January 22, 2017 Third Sunday in Ordinary Time Fr Jim Miller

Third Sunday in Ordinary Time
January 22, 2017

Reading 1IS 8:23—9:3

Responsorial PsalmPS 27:1, 4, 13-14

Reading 21 COR 1:10-13, 17

AlleluiaMT 4:23

GospelMT 4:12-23

Homily— January 21 & 22, 2017 

  Matthew tells us that when John the Baptist was arrested that Jesus left Nazareth and went to live in Capernaum which is located on the shore of the Sea of Galilee. Scripture scholars understood this as a courageous taking up of his mission and as a move to greater safety.Nazareth was too centrally located near the government center of Sepphoris. In addition by living at Capernaum on the NW bank of the Sea of Galilee it would be easy to slip away at night in a boat to other places.

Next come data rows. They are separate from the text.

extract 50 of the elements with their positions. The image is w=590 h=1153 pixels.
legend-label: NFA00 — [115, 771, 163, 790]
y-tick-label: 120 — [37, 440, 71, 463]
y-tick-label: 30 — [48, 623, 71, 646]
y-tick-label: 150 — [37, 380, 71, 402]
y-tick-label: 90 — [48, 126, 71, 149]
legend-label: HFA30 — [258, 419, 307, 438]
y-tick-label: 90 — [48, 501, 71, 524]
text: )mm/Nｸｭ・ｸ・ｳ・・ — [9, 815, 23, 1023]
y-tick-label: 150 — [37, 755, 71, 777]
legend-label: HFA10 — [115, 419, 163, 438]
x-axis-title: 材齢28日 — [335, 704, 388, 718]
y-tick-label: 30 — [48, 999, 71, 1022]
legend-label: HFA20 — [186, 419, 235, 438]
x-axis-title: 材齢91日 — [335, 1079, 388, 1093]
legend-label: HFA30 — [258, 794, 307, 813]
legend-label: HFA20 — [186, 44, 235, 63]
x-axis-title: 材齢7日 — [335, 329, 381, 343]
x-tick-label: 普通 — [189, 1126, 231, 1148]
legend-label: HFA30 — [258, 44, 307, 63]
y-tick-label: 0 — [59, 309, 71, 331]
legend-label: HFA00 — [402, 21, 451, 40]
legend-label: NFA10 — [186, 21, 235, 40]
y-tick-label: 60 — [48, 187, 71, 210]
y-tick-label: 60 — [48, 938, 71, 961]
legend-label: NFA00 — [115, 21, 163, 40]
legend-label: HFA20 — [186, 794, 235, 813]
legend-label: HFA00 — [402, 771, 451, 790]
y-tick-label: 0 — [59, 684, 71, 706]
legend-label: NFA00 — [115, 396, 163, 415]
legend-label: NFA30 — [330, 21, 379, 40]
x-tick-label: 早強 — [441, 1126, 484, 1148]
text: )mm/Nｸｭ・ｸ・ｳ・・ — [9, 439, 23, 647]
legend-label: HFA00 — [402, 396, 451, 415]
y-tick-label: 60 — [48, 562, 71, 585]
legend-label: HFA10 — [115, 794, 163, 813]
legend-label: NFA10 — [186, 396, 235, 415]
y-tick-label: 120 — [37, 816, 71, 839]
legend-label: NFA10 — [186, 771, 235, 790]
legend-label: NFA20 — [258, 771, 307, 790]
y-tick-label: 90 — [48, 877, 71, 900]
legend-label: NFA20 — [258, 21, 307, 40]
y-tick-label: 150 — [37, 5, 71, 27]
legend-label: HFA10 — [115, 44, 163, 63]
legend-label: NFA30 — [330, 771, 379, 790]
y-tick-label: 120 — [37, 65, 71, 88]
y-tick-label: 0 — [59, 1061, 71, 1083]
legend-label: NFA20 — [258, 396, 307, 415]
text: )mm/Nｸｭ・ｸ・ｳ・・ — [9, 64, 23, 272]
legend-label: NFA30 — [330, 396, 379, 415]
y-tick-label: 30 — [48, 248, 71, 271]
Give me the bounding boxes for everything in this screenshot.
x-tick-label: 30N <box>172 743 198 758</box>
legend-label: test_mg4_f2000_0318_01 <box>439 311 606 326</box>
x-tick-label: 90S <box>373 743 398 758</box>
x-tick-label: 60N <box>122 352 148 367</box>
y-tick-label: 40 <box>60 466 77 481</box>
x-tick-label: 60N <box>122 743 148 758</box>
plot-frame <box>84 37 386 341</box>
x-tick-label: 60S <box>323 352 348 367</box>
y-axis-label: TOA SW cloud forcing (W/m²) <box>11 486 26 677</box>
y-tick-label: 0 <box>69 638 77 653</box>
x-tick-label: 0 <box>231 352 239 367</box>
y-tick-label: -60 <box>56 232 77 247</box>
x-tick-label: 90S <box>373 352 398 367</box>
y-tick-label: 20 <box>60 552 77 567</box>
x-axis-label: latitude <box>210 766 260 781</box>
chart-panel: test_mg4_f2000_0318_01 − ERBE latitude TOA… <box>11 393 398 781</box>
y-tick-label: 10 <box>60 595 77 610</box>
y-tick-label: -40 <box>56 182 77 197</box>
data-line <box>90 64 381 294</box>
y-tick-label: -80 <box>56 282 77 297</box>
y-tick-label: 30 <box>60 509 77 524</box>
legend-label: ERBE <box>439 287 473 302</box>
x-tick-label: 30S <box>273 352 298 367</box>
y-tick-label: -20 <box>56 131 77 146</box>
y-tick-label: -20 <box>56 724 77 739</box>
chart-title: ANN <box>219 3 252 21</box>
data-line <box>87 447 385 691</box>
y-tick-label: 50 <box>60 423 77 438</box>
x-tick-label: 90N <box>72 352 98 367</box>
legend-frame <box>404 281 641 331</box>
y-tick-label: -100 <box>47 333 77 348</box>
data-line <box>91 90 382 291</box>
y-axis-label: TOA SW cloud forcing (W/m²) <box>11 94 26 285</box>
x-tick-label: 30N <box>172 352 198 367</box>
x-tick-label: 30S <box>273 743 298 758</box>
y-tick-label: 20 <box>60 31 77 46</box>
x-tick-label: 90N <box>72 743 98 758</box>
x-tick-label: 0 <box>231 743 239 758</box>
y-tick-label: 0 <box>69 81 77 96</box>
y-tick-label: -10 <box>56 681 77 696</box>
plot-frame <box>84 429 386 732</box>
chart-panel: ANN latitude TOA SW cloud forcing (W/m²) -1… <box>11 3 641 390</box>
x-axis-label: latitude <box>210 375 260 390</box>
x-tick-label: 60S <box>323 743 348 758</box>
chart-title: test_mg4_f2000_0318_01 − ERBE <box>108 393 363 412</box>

  Now “Jesus began to preach and say, ‘Repent, for the kingdom of heaven is at hand.’”  He came upon the two brothers, Simon, called Peter, and his brother Andrew.   He says “come after me” and Matthew writes that “at once they left their nets and followed him.”  Then Jesus sees two other brothers, James and John in a boat with their father mending nets and He calls them “and immediately they left their boat and their father and followed him.”  Here the New Jerome Biblical Commentary states “Yet here the story may have undergone extreme compression; in reality there may have been some chance for a psychological growth in attraction, which would make such an important decision more understandable.”

  Another way to look at the call of these disciples is that they were called to follow a person, not an institution with particular sets of rules or regulations. I believe they knew enough about Jesus and his charismatic personality that it was quite easy to drop what they were doing and to change their occupation to become fishers of men!   But what did their families think about this? What did their wives say?

  Dietrich Bonhoeffer, a German Lutheran pastor executed by the Nazis, insisted that when Jesus said “Follow me,” the disciples did just that.  He says in The Cost of Discipleship:  “Until that day.. .they could remain in obscurity, pursuing their work. . . observing the law and waiting for the coming of the Messiah.”  But, he says, with Jesus’ call they had to get up and go They could have stayed as they were, and Jesus could have been their friend, even their consoler, but he would not have been their Lord.

  Somehow Jesus’ message unsettled those fishermen.  Jesus’ call to conversion is described with the Greek term metanoia, a word which means more than repent.   Metanoia was an invitation to an alternative reality, a new kind of existence.  Jesus named that new existence the reigning of God, or in Matthew’s words, the kingdom of heaven.  It is not a place, but a way of being. Jesus showed what it was like in everything he said and did.  Matthew gave it a shorthand description saying that Jesus went all around, proclaiming the kingdom, making it present by curing every disease and illness—making everything the way it ought to be.  An encounter with Jesus was an encounter with the reigning of God and an instant invitation to metanoia .It set people on fire like a CEW or a retreat or First Communion or Confirmation or Holy Matrimony or Ordination or an hour of prayer.   These are not in any way equal in grace but they all are opportunities to open ourselves to God’s plan in our lives.  The greatest obstacle to metanoia, Jesus’ greatest adversary, was not the demons or the power of oppression.  It was an attitude of submission to the way things had always been, the belief that nothing can really change, that heaven might be different but that history will always repeat itself.

  Metanoia is not something the disciples could achieve, they could only be open to it.  When it was offered, they had to make a decision, the most important decision of their lives.They had to decide whether to believe in what Jesus offered, to accept him as Lord, or simply respect him as another interesting philosopher whose ideas they could talk about when the seas were calm.  We hear about the fishermen who decided to leave behind everything that tied them to “normal life.”  In the very act of leaving their boats, they were opening themselves to what Jesus was offering.  They would no longer be fishermen.Rather than catch food to sell to nourish others, they themselves would become the nourishment others needed.  Rather than being tied to one family, one neighborhood, they would also receive a hundred times more.  And who’s to say their own wives and children didn’t share their decision and travel with them on the road?

  Their radical decision was not irrevocable.They had to renew it time and again. Day by day they had to bet their lives on what they knew of Jesus’ kingdom of heaven.  They had to believe that God’s reigning was manifest in their relationship with Jesus and the life he shared with them and that its power overruled everything that could rise up against them.

   Each of us is called to make the same decision. We have to choose either to regard Christianity as a nice idea, a comfort in difficult times or to make the following of Christ the only thing that makes sense of our life.

  In Isaiah we hear of a “people who walked in darkness have seen a great light.” The disciples saw and followed the great light and became that light  Will we follow that light and be that light for each other?